Pgvector Extension
CedarDB supports working with vectors using the syntax from the pgvector Postgres extension.
All vectors are represented as a bracket-enclosed, comma-separated list of
float values with the SQL type vector
. You can optionally specify the number
of dimensions of the vector type, e.g., vector(42)
. Values that have the type
vector
contain one or more elements, values with a fixed number of dimensions
must always have that fixed number of elements.
Internally, CedarDB stores the vector values as single-precision 32-bit floats, so all arithmetic operations on vectors will also have single-precision accuracy.
Creating Vectors
You can write vectors as string literals like this:
-- Create a vector with three elements
select '[1,1.5,2]'::vector;
-- Create a vector with a fixed, known number of dimensions
select '[1,1.5,2]'::vector(3);
Vectors must have at least one element and must not contain infinity or NaN values. So, all of these examples are invalid:
-- Vector must contain at least one element
select '[]'::vector;
-- Vector can't have infinity elements
select '[inf]'::vector;
-- Vector can't have NaN elements
select '[NaN]'::vector;
-- Vector must have correct number of dimensions (if specified)
select '[1,1.5,2]'::vector(42);
You can also create vectors by casting them from arrays. Casting to a vector with a fixed number of dimensions will fail if the array does not have the same number of elements. But you can cast between different vector types which will truncate the vector or append zeroes, if necessary.
-- Cast an array of doubles to a vector
select cast('{1,2,3}'::double[] as vector);
-- You can also cast vectors back to arrays
select cast('[1,2,3]'::vector as double[]);
-- This cast fails because the array does not contain 42 elements
select cast('{1,2,3}'::double[] as vector(42));
-- Cuts off the last value of the vector
select cast('[1,2,3]'::vector as vector(2));
-- Appends the element 0 to the vector
select cast('[1,2,3]'::vector as vector(4));
Basic Operations on Vectors
Vectors support element-wise addition, subtraction and multiplication with other vectors, as well as multiplication and division with scalars. You can add and subtract vectors with different dimensions in which case CedarDB automatically appends zeroes to the smaller vector.

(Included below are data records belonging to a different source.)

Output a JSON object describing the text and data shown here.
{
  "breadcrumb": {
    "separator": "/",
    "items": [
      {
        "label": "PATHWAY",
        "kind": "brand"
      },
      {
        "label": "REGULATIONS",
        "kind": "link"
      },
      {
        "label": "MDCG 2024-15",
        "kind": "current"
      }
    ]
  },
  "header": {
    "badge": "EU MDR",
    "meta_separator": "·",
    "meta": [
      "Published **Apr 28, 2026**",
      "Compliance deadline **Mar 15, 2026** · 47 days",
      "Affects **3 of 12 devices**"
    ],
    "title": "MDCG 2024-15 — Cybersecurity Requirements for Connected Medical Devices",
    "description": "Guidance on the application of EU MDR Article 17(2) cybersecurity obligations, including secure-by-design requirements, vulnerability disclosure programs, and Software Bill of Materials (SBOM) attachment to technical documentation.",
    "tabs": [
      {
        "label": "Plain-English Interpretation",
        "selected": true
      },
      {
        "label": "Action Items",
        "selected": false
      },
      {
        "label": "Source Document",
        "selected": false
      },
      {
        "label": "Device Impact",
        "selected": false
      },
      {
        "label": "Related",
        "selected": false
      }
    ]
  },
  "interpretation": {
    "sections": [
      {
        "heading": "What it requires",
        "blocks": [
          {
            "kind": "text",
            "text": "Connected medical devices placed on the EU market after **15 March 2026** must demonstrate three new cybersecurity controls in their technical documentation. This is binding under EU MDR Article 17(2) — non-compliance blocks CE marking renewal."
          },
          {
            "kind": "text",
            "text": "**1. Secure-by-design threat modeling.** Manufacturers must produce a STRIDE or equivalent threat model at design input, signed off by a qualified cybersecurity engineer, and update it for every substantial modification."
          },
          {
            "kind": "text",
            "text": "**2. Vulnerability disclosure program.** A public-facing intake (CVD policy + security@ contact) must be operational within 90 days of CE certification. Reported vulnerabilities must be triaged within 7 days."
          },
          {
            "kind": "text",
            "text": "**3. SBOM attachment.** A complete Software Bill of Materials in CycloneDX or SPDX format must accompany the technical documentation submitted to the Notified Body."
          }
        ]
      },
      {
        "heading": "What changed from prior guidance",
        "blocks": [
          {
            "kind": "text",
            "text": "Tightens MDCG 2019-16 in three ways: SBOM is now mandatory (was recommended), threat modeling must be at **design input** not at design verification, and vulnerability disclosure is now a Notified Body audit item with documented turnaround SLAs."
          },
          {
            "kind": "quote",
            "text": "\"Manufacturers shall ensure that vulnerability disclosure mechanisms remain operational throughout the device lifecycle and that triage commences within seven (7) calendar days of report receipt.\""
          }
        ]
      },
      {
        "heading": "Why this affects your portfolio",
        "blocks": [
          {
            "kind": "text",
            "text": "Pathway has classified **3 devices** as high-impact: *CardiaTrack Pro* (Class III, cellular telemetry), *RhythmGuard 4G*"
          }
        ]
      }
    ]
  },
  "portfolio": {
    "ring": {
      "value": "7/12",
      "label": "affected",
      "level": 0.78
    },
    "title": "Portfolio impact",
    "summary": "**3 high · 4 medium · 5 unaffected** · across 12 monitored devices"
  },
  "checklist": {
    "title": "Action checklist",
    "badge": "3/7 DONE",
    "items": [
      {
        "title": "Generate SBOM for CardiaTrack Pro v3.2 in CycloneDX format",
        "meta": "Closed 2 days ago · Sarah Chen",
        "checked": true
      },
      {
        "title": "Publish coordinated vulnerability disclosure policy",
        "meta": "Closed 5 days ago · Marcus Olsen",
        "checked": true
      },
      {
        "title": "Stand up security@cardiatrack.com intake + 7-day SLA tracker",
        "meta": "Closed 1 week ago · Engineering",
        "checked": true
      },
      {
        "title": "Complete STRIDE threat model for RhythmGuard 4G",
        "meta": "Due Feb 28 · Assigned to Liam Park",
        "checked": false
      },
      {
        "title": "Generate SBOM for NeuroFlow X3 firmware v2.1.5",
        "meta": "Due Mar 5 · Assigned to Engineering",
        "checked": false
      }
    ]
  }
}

-- Add two vectors element-wise
select '[1,2,3]'::vector + '[4,5,6]'::vector;
-- Result: [5,7,9]
-- Subtract two vectors element-wise
select '[1,2,3]'::vector - '[4,5,6]'::vector;
-- Result: [-3,-3,-3]
-- Multiply two vectors element-wise
select '[1,2,3]'::vector * '[4,5,6]'::vector;
-- Result: [4,10,18]
-- Add two vectors with different dimensions
select '[1,2,3]'::vector + '[42]'::vector;
-- Result: [43,2,3]
-- Multiply a vector by a scalar
select '[1,2,3]'::vector * 2;
-- Result: [2,4,6]
-- Divide a vector by a scalar
select '[1,2,3]'::vector / 2;
-- Result: [0.5,1,1.5]
You can also compare vectors for equality and inequality. Since vectors contain
floating-point numbers, comparing them for exact equality probably isn’t that
useful. Instead, you should use one of the similarity functions explained
below. When comparing two vectors with different dimensions, the smaller vector
is padded with zeros. Inequalities (<
, <=
, >
, >=
) are lexicographic.
-- Inequality comparison on a two vectors
select '[1,2,3]'::vector < '[3,4,5]'::vector;
-- Result: t
-- Inequality comparison of vectors of different sizes
select '[1,2,0]'::vector >= '[1,2]'::vector;
-- Result: t
You can also use the function vector_cmp
that compares two vectors and
returns 0 if they are equal, -1 if the first vector is smaller than the second,
and 1 otherwise:
select vector_cmp('[1,2,3]'::vector, '[3,4,5]'::vector);
-- Result: -1
select vector_cmp('[1,2,3]'::vector, '[0,1,2]'::vector);
-- Result: 1
Since vectors support basic arithmetic and comparison, you can also use them
with aggregation functions such as sum
, avg
, min
, and max
:
create table my_vectors ( v vector not null );
select sum(v), avg(v), min(v), max(v) from my_vectors;
Vector Functions and Operators
When working with vectors, it is very common to compare them according to different similarity metrics. CedarDB implements the similarity metrics shown in the following table:
Similarity Metric | Function Name | Operator |
---|---|---|
L2 / euclidean distance | l2_distance | <-> |
L1 / manhattan distance | l1_distance | <+> |
cosine distance | cosine_distance | <=> |
inner product | inner_product | <#> |
For compatibility with pgvector, the inner_product
function returns the inner
product of two vectors but the <#>
operator returns the negative inner
product.
Here are some examples:
select '[1,2,3]'::vector <-> '[1,2,5]'::vector;
-- Result: 2
select l2_distance('[1,2,3]'::vector, '[1,2,5]'::vector);
-- Result: 2
select '[1,2,3]'::vector <+> '[4,5,6]'::vector;
-- Result: 9
select l1_distance('[1,2,3]'::vector, '[4,5,6]'::vector);
-- Result: 9
select '[1,1,1,1]'::vector <=> '[2,2,2,2]'::vector;
-- Result: 0
select cosine_distance('[1,1,1,1]'::vector, '[2,2,2,2]'::vector);
-- Result: 0
select '[1,2,3]'::vector <#> '[4,5,6]'::vector;
-- Result: -32
select inner_product('[1,2,3]'::vector, '[4,5,6]'::vector);
-- Result: 32
Miscellaneous Functions
CedarDB also supports some utility functions on vectors shown in the following table:
Function Name | Description |
---|---|
vector_norm | Calculates the L2 / euclidean norm of a vector |
l2_normalize | Normalize a vector using its L2 norm |
vector_dims | Returns the number of dimensions of a vector |
|| | Concatenate two vectors |
Examples:
select vector_norm('[1,1,1,1]'::vector);
-- Result: 2
select l2_normalize('[1,1,1,1]'::vector);
-- Result: [0.5,0.5,0.5,0.5]
select vector_dims('[1,2,3]'::vector);
-- Result: 3
select '[1,2]'::vector || '[3,4]'::vector;
-- Result: [1,2,3,4]